Under the new law, restraint and seclusion can only be used when it appears that less restrictive measures would fail. In addition, school staff must notify parents within 24 hours of the use of restraint and seclusion.
Charles Tack, spokesman for the Arizona Department of Education, said the agency hasn’t heard of districts that are concerned about the new law.
“A lot of these districts – the requirement is actually not that different from what was already in place,” he said.
“It’s more changing the scope of a policy that is already been in place due to another law, and speaking with them. The parent contact requirements in the new law are not actually that drastically different from the previous law.”
Both Reycraft and Van Hook said they are optimistic about the benefits of the change.
“What I’m expecting is a huge reduction in incidents – huge reduction, because they can no longer do it for noncompliance,” Reycraft said “They can only do it for danger to self or others.”
Still, they said the law could have more teeth.

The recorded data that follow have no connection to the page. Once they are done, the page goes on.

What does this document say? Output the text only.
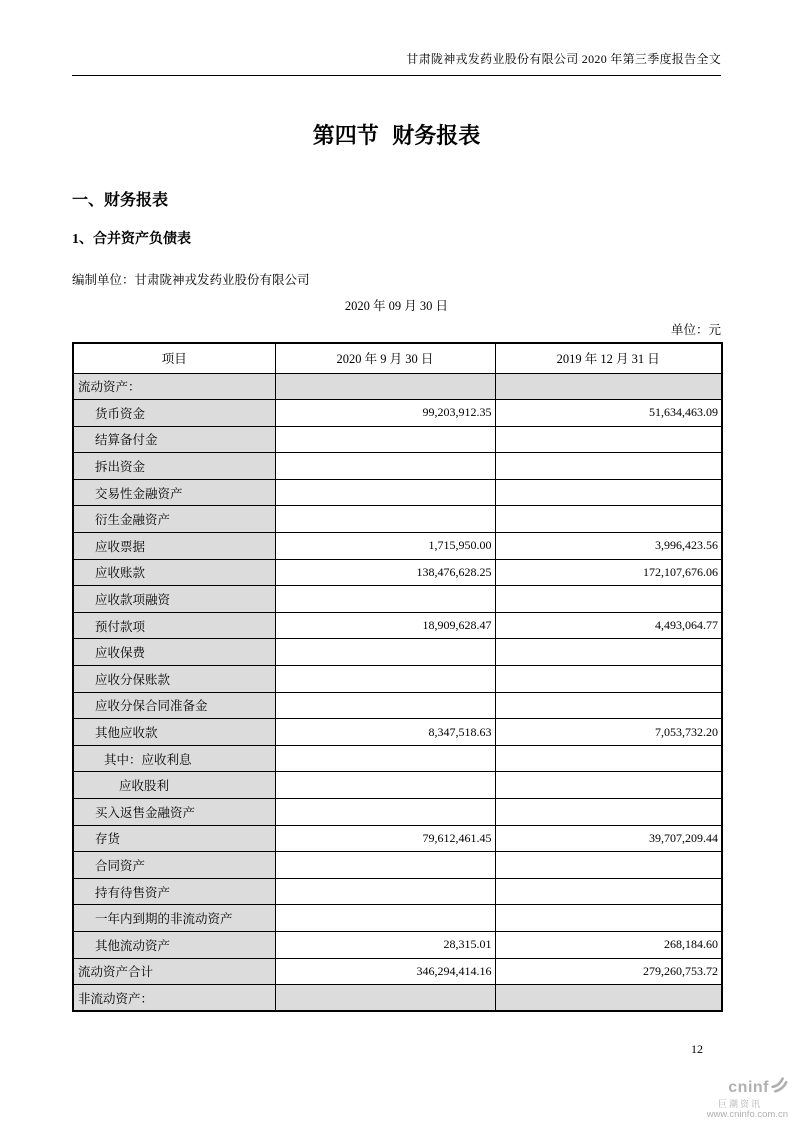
甘肃陇神戎发药业股份有限公司 2020 年第三季度报告全文
第四节 财务报表
一、财务报表
1、合并资产负债表
编制单位：甘肃陇神戎发药业股份有限公司
2020 年 09 月 30 日
单位：元
项目	2020 年 9 月 30 日	2019 年 12 月 31 日
流动资产：		
货币资金	99,203,912.35	51,634,463.09
结算备付金		
拆出资金		
交易性金融资产		
衍生金融资产		
应收票据	1,715,950.00	3,996,423.56
应收账款	138,476,628.25	172,107,676.06
应收款项融资		
预付款项	18,909,628.47	4,493,064.77
应收保费		
应收分保账款		
应收分保合同准备金		
其他应收款	8,347,518.63	7,053,732.20
其中：应收利息		
应收股利		
买入返售金融资产		
存货	79,612,461.45	39,707,209.44
合同资产		
持有待售资产		
一年内到期的非流动资产		
其他流动资产	28,315.01	268,184.60
流动资产合计	346,294,414.16	279,260,753.72
非流动资产：		
12
cninf
巨潮资讯
www.cninfo.com.cn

“There’s no hard consequences outlined,” Van Hook said.
In a letter explaining his decision to sign SB 1459, Ducey said the law would benefit from considering protections for “well-intentioned individuals acting in good faith in emergency situations.”
Van Hook said she disagrees with the governor.
“If you give them immunity you’re basically saying, ‘Take my child, it doesn’t matter, you have permission to hurt them and nothing happens.’ It’s not OK,” she said.
Richard Murphy, a Phoenix lawyer who represents students with disabilities and their families, said the law is a good first step toward addressing problems with restraint and seclusion. listen
Still, Murphy said that he would have liked to see the law focus more on training school staff.
“It says trained personnel should be the ones that do the restraint, but oftentimes what happens is the training that’s given is restraint training,” he said. “And if you’re trained on how to do restraints and you’re not trained on all of the other things that you could be trained on – de-escalation, dealing with the students behaviors to try and stop them before they get to that point.”
Hope Kirsch, a special education attorney and 18-year special education teacher and administrator, called the law “a grand step” toward understanding what goes on in school and bringing attention to the topic of restraint and seclusion.
“What happens is the testimony of so many parents before the Arizona Legislature is that so many of the legislators stated, ‘I didn’t even know that this existed.’ So, it brings a greater awareness and means that parents can now say, ‘I want to see this room,’” she said.
Larry Clausen, executive director of the Arizona Developmental Disabilities Planning Council, an independent state government entity that advocates for those with developmental disabilities, said between 30 and 40 school districts have policies offering alternatives to restraint and seclusion. Called Positive Intervention Behavior and Supports, or PIBS, it focuses on reinforcing positive behavior.
“Across the country, schools that implement PBIS essentially change the culture of the school, so it’s really not appropriate for restraint and seclusion to be used once PBIS is in place,” he said.
Clausen said a good next step for Arizona would be focusing on collecting data about the use of restraint and seclusion.
“Ideally, it would be nice to be able to track at a baseline how much maladaptive behavior is occurring in the school and how often restraint and seclusion has to be used,” Clausen said.